If the artworks are not on display: keep them stored in a room with a temperature that you would be comfortable living in (~20 degrees Celsius, although acrylics should be stored at slightly less than room temperature so that the paint film is less likely to soften) and a climate (40-60% RH) that is not susceptible to sudden drastic environmental changes.

  1. Cleaning your art

From time to time, you will want to clean your painting. A soft cotton cloth or brush is suitable for dusting the frame, and a soft bristled brush should be used to dust off the painting itself.
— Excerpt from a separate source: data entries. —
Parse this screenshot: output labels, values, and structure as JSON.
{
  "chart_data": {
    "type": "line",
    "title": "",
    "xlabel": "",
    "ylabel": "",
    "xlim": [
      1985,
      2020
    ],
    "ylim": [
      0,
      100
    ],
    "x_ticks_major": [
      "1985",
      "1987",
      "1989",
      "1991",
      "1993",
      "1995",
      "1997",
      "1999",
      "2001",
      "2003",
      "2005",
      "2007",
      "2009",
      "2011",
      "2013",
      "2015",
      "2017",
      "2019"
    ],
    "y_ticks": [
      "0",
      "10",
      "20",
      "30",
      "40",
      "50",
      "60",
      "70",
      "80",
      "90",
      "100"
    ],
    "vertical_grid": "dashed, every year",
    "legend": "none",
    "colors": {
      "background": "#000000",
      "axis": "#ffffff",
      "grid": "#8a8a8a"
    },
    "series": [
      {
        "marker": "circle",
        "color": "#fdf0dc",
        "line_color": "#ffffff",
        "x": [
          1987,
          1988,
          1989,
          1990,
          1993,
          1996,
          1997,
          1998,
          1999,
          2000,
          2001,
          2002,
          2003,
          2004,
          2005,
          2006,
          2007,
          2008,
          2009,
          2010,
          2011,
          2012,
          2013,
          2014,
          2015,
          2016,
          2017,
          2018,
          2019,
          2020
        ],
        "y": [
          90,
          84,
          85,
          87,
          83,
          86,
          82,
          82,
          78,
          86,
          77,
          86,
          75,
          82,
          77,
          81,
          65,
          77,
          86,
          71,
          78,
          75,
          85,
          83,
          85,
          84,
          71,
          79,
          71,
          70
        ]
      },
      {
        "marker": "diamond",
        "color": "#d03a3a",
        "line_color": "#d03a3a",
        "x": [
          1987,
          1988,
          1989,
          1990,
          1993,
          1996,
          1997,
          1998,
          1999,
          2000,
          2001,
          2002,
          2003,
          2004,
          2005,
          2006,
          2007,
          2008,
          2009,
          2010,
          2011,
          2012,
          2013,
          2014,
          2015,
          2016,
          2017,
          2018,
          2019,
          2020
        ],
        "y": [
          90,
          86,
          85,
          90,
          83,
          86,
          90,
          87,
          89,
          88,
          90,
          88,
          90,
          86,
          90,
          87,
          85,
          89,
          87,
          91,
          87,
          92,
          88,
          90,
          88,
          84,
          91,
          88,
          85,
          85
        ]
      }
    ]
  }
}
Never wash a painting with a moist cloth as the moisture can eventually leave a white film. Also, never use cleaning fluids or water on the varnished surface of oils paintings.
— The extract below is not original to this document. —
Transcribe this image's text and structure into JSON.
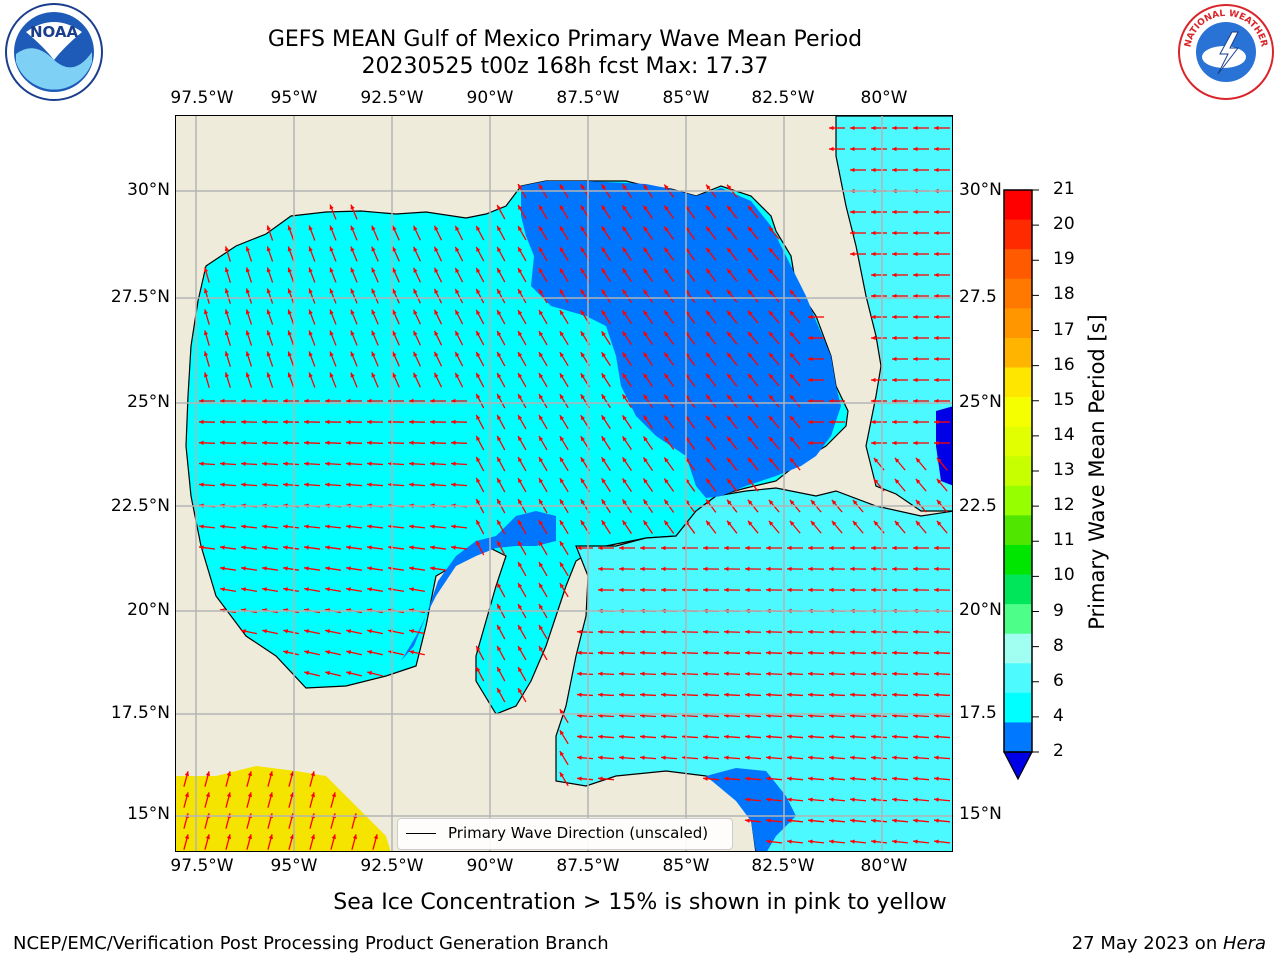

If cleaning fluids have to be used on the glass, be sure to apply to a duster rather than directly onto the glass. Keep the fluid away from the frame.

Avoid dusting any areas of the painting that are flaking from the canvas. Although cracking can be treated with special solvents, we do not recommend that you apply any liquids to your painting as even the proper cleaning solvents can cause major damage that cannot repaired if applied incorrectly.

The back of the painting should be kept clean through brushing or vacuuming. Also, excessive dirt should be vacuumed using a small low suction nozzle with a brush attachment. If your painting is in a particularly dusty area, make sure it has a dust cover on the back. This will prevent dirt from accumulating behind the painting.

  1. Over the years

There are several measures that can be placed to limit the damage of natural aging, like using varnishes and storing the work properly. However, as the years go by, some natural damage will naturally occur.

Here are the symptoms of an aging artwork:

    • Flaking paint
    • Discoloration
    • Cracks
    • Warping

If you notice some of these signs of damage on your artwork, it is a good idea to bring it to a professional restorer.

  1. Insuring your investment

As an art collector, it is important that you obtain the proper kind of insurance to safeguard your investment. While many homeowners policies cover artwork, certain artworks of high value may have to be listed separately. Regardless of the type of insurance policy you choose, document the condition of your artwork by taking photographs and notes on its condition and appearance. You can add as many details as possible to your documentation – examples are: the dimensions of the artwork, the method of framing used, the name of the artist, the title of the piece, and the original bill of sale. Be sure to keep all documentation in a fireproof safe or a safety deposit box away from your home in the event of fire or natural disaster. Ultimately, art is an investment, which deserves protection.

With good artwork costing as much, or more, than fine jewelry, wise artwork owners should take pains to ensure that the art they are lucky enough to possess, will be enjoyed for generations to come.